Y volví a encontrarlo, a finales de los ochenta, en el Toto de Cinema Paradiso. El cine es nuestro biógrafo, el cronista de nuestra cultura y el historiador de nuestro tiempo. En aquellos mismos años que acudía religiosamente con mi primo a la matiné del Cine San Rafael, venía a Xalapa los veranos y me deslumbraba ante la majestuosidad de sus tres cines: el Cine Xalapa, el Cine Variedades y el Cine Radio. En los ochenta, cuando llegué para estudiar sin sospechar que habría de quedarme, al menos, hasta la segunda década del siglo XXI, las obras de los grandes maestros de la cinematografía —Fellini, Bergman, Kurosawa, Herzog, Tarkovsky, Visconti— me fueron reveladas por los cineclubes: el de la Normal, el de Economía, el de Humanidades, el del Ágora de la Ciudad.

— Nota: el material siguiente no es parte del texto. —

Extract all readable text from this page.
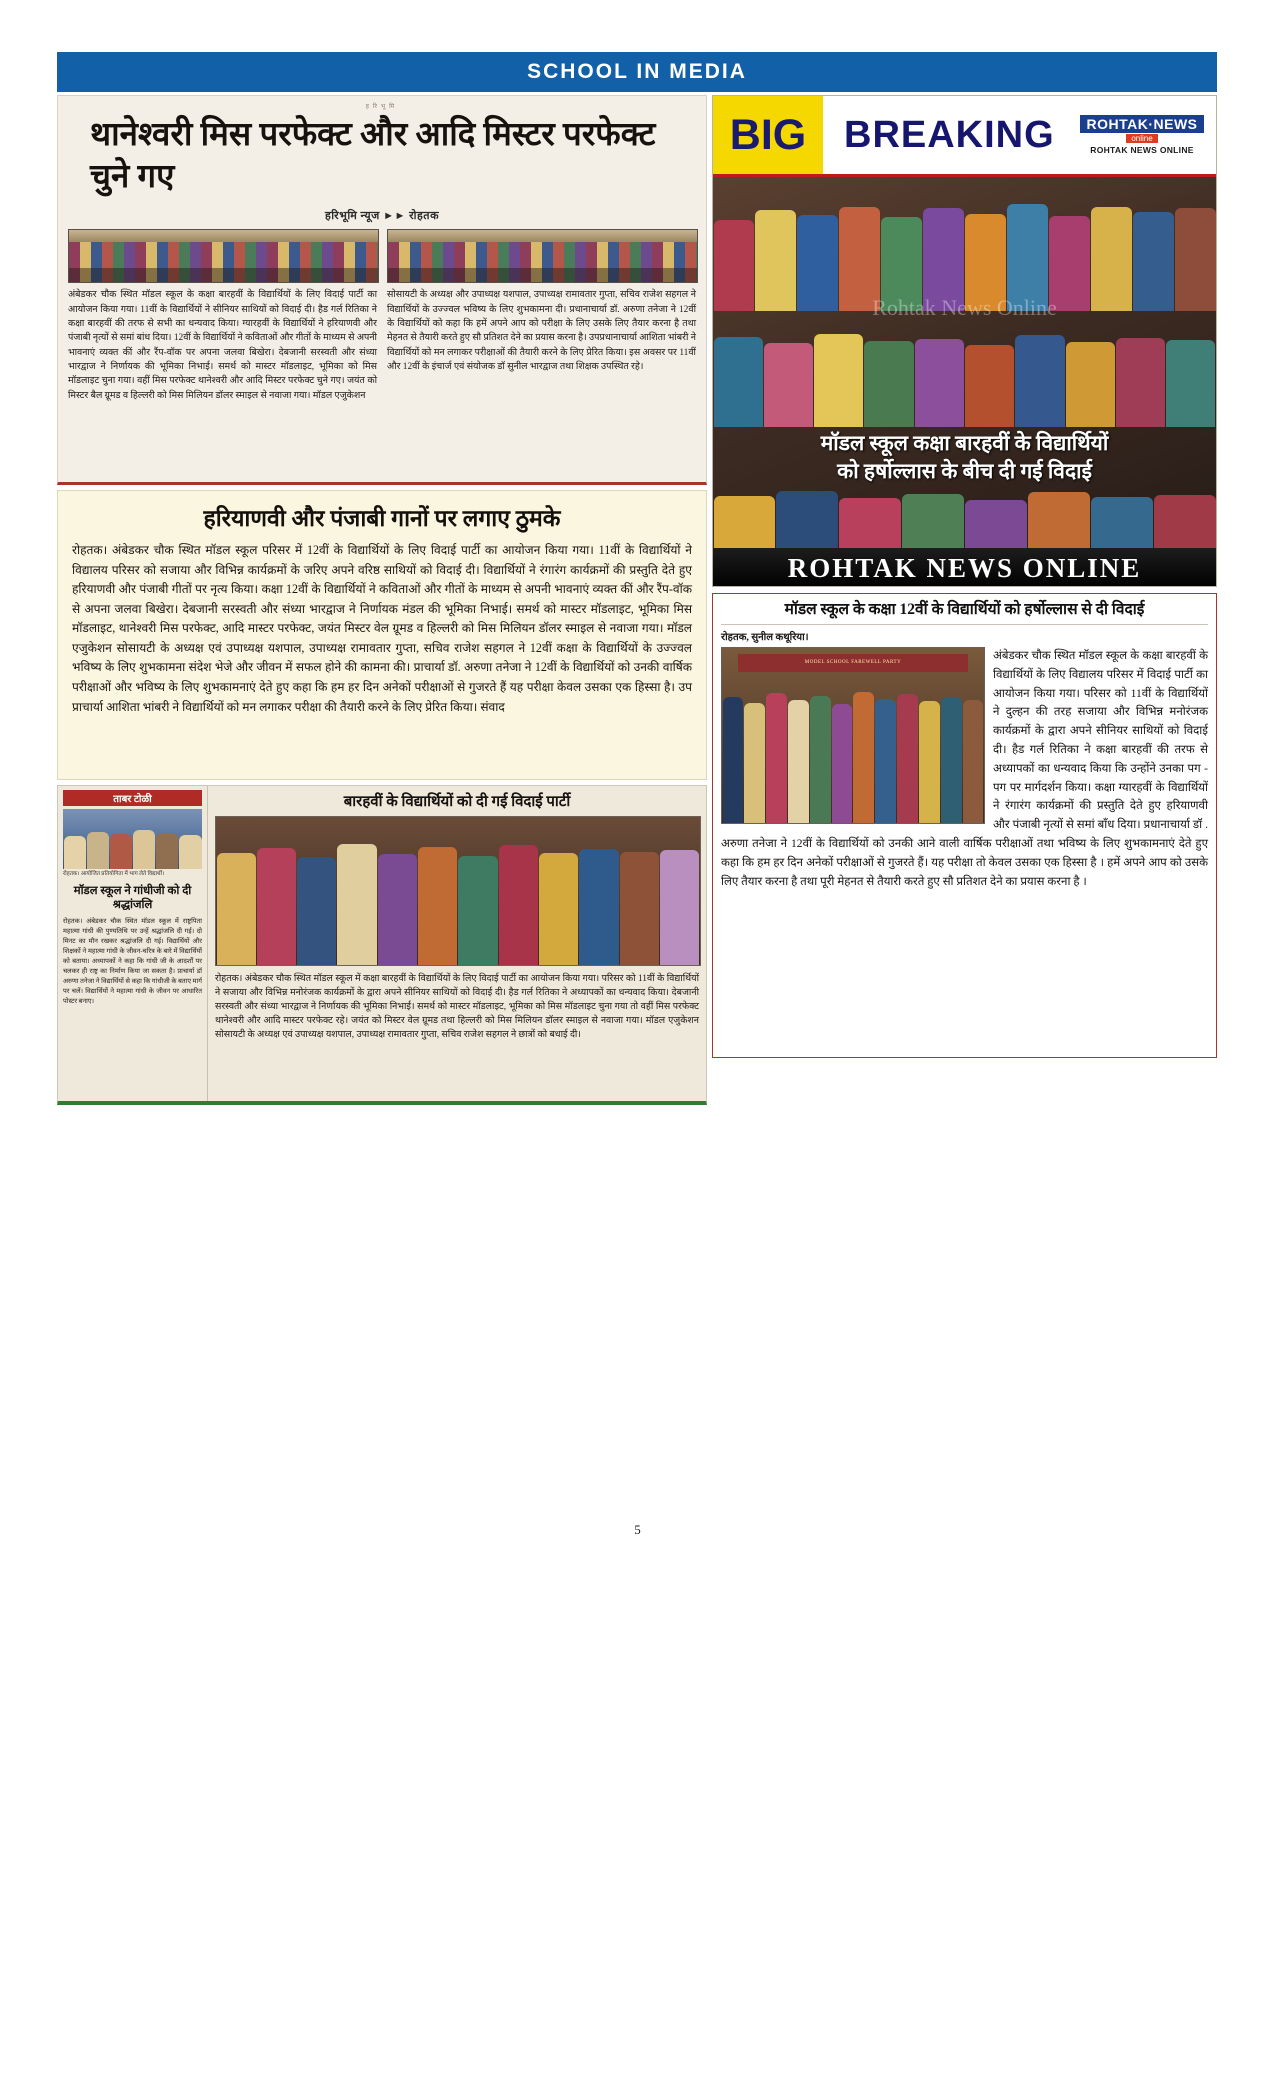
SCHOOL IN MEDIA
हरिभूमि
थानेश्वरी मिस परफेक्ट और आदि मिस्टर परफेक्ट चुने गए
हरिभूमि न्यूज ►► रोहतक
अंबेडकर चौक स्थित मॉडल स्कूल के कक्षा बारहवीं के विद्यार्थियों के लिए विदाई पार्टी का आयोजन किया गया। 11वीं के विद्यार्थियों ने सीनियर साथियों को विदाई दी। हैड गर्ल रितिका ने कक्षा बारहवीं की तरफ से सभी का धन्यवाद किया। ग्यारहवीं के विद्यार्थियों ने हरियाणवी और पंजाबी नृत्यों से समां बांध दिया। 12वीं के विद्यार्थियों ने कविताओं और गीतों के माध्यम से अपनी भावनाएं व्यक्त कीं और रैंप-वॉक पर अपना जलवा बिखेरा। देबजानी सरस्वती और संध्या भारद्वाज ने निर्णायक की भूमिका निभाई। समर्थ को मास्टर मॉडलाइट, भूमिका को मिस मॉडलाइट चुना गया। वहीं मिस परफेक्ट थानेश्वरी और आदि मिस्टर परफेक्ट चुने गए। जयंत को मिस्टर बैल ग्रूमड व हिल्लरी को मिस मिलियन डॉलर स्माइल से नवाजा गया। मॉडल एजुकेशन
सोसायटी के अध्यक्ष और उपाध्यक्ष यशपाल, उपाध्यक्ष रामावतार गुप्ता, सचिव राजेश सहगल ने विद्यार्थियों के उज्ज्वल भविष्य के लिए शुभकामना दी। प्रधानाचार्या डॉ. अरुणा तनेजा ने 12वीं के विद्यार्थियों को कहा कि हमें अपने आप को परीक्षा के लिए उसके लिए तैयार करना है तथा मेहनत से तैयारी करते हुए सौ प्रतिशत देने का प्रयास करना है। उपप्रधानाचार्या आशिता भांबरी ने विद्यार्थियों को मन लगाकर परीक्षाओं की तैयारी करने के लिए प्रेरित किया। इस अवसर पर 11वीं और 12वीं के इंचार्ज एवं संयोजक डॉ सुनील भारद्वाज तथा शिक्षक उपस्थित रहे।
BIG BREAKING	ROHTAK·NEWS
online
ROHTAK NEWS ONLINE
Rohtak News Online
मॉडल स्कूल कक्षा बारहवीं के विद्यार्थियों
को हर्षोल्लास के बीच दी गई विदाई
ROHTAK NEWS ONLINE
हरियाणवी और पंजाबी गानों पर लगाए ठुमके

रोहतक। अंबेडकर चौक स्थित मॉडल स्कूल परिसर में 12वीं के विद्यार्थियों के लिए विदाई पार्टी का आयोजन किया गया। 11वीं के विद्यार्थियों ने विद्यालय परिसर को सजाया और विभिन्न कार्यक्रमों के जरिए अपने वरिष्ठ साथियों को विदाई दी। विद्यार्थियों ने रंगारंग कार्यक्रमों की प्रस्तुति देते हुए हरियाणवी और पंजाबी गीतों पर नृत्य किया। कक्षा 12वीं के विद्यार्थियों ने कविताओं और गीतों के माध्यम से अपनी भावनाएं व्यक्त कीं और रैंप-वॉक से अपना जलवा बिखेरा। देबजानी सरस्वती और संध्या भारद्वाज ने निर्णायक मंडल की भूमिका निभाई। समर्थ को मास्टर मॉडलाइट, भूमिका मिस मॉडलाइट, थानेश्वरी मिस परफेक्ट, आदि मास्टर परफेक्ट, जयंत मिस्टर वेल ग्रूमड व हिल्लरी को मिस मिलियन डॉलर स्माइल से नवाजा गया। मॉडल एजुकेशन सोसायटी के अध्यक्ष एवं उपाध्यक्ष यशपाल, उपाध्यक्ष रामावतार गुप्ता, सचिव राजेश सहगल ने 12वीं कक्षा के विद्यार्थियों के उज्ज्वल भविष्य के लिए शुभकामना संदेश भेजे और जीवन में सफल होने की कामना की। प्राचार्या डॉ. अरुणा तनेजा ने 12वीं के विद्यार्थियों को उनकी वार्षिक परीक्षाओं और भविष्य के लिए शुभकामनाएं देते हुए कहा कि हम हर दिन अनेकों परीक्षाओं से गुजरते हैं यह परीक्षा केवल उसका एक हिस्सा है। उप प्राचार्या आशिता भांबरी ने विद्यार्थियों को मन लगाकर परीक्षा की तैयारी करने के लिए प्रेरित किया। संवाद

ताबर टोळी
रोहतक। आयोजित प्रतियोगिता में भाग लेते विद्यार्थी।
मॉडल स्कूल ने गांधीजी को दी श्रद्धांजलि

रोहतक। अंबेडकर चौक स्थित मॉडल स्कूल में राष्ट्रपिता महात्मा गांधी की पुण्यतिथि पर उन्हें श्रद्धांजलि दी गई। दो मिनट का मौन रखकर श्रद्धांजलि दी गई। विद्यार्थियों और शिक्षकों ने महात्मा गांधी के जीवन-चरित्र के बारे में विद्यार्थियों को बताया। अध्यापकों ने कहा कि गांधी जी के आदर्शों पर चलकर ही राष्ट्र का निर्माण किया जा सकता है। प्राचार्या डॉ अरुणा तनेजा ने विद्यार्थियों से कहा कि गांधीजी के बताए मार्ग पर चलें। विद्यार्थियों ने महात्मा गांधी के जीवन पर आधारित पोस्टर बनाए।

बारहवीं के विद्यार्थियों को दी गई विदाई पार्टी

रोहतक। अंबेडकर चौक स्थित मॉडल स्कूल में कक्षा बारहवीं के विद्यार्थियों के लिए विदाई पार्टी का आयोजन किया गया। परिसर को 11वीं के विद्यार्थियों ने सजाया और विभिन्न मनोरंजक कार्यक्रमों के द्वारा अपने सीनियर साथियों को विदाई दी। हैड गर्ल रितिका ने अध्यापकों का धन्यवाद किया। देबजानी सरस्वती और संध्या भारद्वाज ने निर्णायक की भूमिका निभाई। समर्थ को मास्टर मॉडलाइट, भूमिका को मिस मॉडलाइट चुना गया तो वहीं मिस परफेक्ट थानेश्वरी और आदि मास्टर परफेक्ट रहे। जयंत को मिस्टर वेल ग्रूमड तथा हिल्लरी को मिस मिलियन डॉलर स्माइल से नवाजा गया। मॉडल एजुकेशन सोसायटी के अध्यक्ष एवं उपाध्यक्ष यशपाल, उपाध्यक्ष रामावतार गुप्ता, सचिव राजेश सहगल ने छात्रों को बधाई दी।

मॉडल स्कूल के कक्षा 12वीं के विद्यार्थियों को हर्षोल्लास से दी विदाई
रोहतक, सुनील कथूरिया।
MODEL SCHOOL FAREWELL PARTY
अंबेडकर चौक स्थित मॉडल स्कूल के कक्षा बारहवीं के विद्यार्थियों के लिए विद्यालय परिसर में विदाई पार्टी का आयोजन किया गया। परिसर को 11वीं के विद्यार्थियों ने दुल्हन की तरह सजाया और विभिन्न मनोरंजक कार्यक्रमों के द्वारा अपने सीनियर साथियों को विदाई दी। हैड गर्ल रितिका ने कक्षा बारहवीं की तरफ से अध्यापकों का धन्यवाद किया कि उन्होंने उनका पग - पग पर मार्गदर्शन किया। कक्षा ग्यारहवीं के विद्यार्थियों ने रंगारंग कार्यक्रमों की प्रस्तुति देते हुए हरियाणवी और पंजाबी नृत्यों से समां बाँध दिया। प्रधानाचार्या डॉ . अरुणा तनेजा ने 12वीं के विद्यार्थियों को उनकी आने वाली वार्षिक परीक्षाओं तथा भविष्य के लिए शुभकामनाएं देते हुए कहा कि हम हर दिन अनेकों परीक्षाओं से गुजरते हैं। यह परीक्षा तो केवल उसका एक हिस्सा है । हमें अपने आप को उसके लिए तैयार करना है तथा पूरी मेहनत से तैयारी करते हुए सौ प्रतिशत देने का प्रयास करना है ।
5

Este último es el único sobreviviente de aquellos benefactores de la comunidad cinéfila xalapeña. Como en todos los de su especie, la calidad de la proyección distaba mucho de ser la óptima —pantallas parchadas, arrugadas; sonorización limitada o deficiente—, pero asumíamos que era lo que había y que representaba la única opción para ver las producciones que jamás encontrarían cabida en los circuitos comerciales.

Como no hay mal que dure cien años ni cinéfilo que los aguante, el estoicismo de los adoradores de séptimo arte fue premiado en los albores de este 2020: el Ágora adquirió un par de equipos de proyección dignos del primero de los mundos. En la segunda semana del año, se presentó al público una pantalla móvil que tendrá la misión de llevar el cine a todos los municipio del estado. La semana pasada, se estrenó el nuevo equipo de la sala de proyecciones del recinto. Con esta infraestructura, el Ágora se apantalla y nos apantalla pues se trata de un par de pantallas de gran formato (siete metros de largo por cinco de alto, aproximadamente) equipadas, cada una, con un proyector y un equipo de sonido; todos los componentes son última generación y de alta calidad, lo que permitirá ver con nitidez hasta la arruga más diminuta de los actores y escuchar con gran fidelidad sonora sus más discretos carraspeos.

Ambos equipos fueron estrenados con películas que nos hablan al oído: la pantalla móvil fue instalada en la terraza del Parque Juárez para exhibir una película mexicana imprescindible: Enamorada, del Indio Fernández. El nuevo equipo de la sala —a la que, además, se le cambió la alfombra— se presentó al público con la Muestra Estatal de Cine Hecho en Veracruz, una selección de veintiséis producciones, —de diversos géneros, temáticas y extensiones— realizadas en nuestro estado en los últimos años.

En una entrega anterior comenté que Carlos Monsiváis le escribió alguna vez a Carlos López Moctezuma: «Tenemos que seguir defendiendo nuestro cine mexicano estimado Juan, si perdemos nuestro cine perdemos nuestra voz, nuestra visión y ya no se diga parte de nuestra alma. Por eso hay que respaldar a los que de verdad siguen haciendo cine con una identidad propia y no sólo copias de argumentos y actitudes norteamericanas». La Muestra Estatal de Cine Hecho en Veracruz es portadora de nuestra voz, nuestra visión y nuestra alma, y la primera misión de la pantalla es llevar esos valores nuestros a todos los rincones del estado, por lo que, desde ya, podemos llamarla La húngara.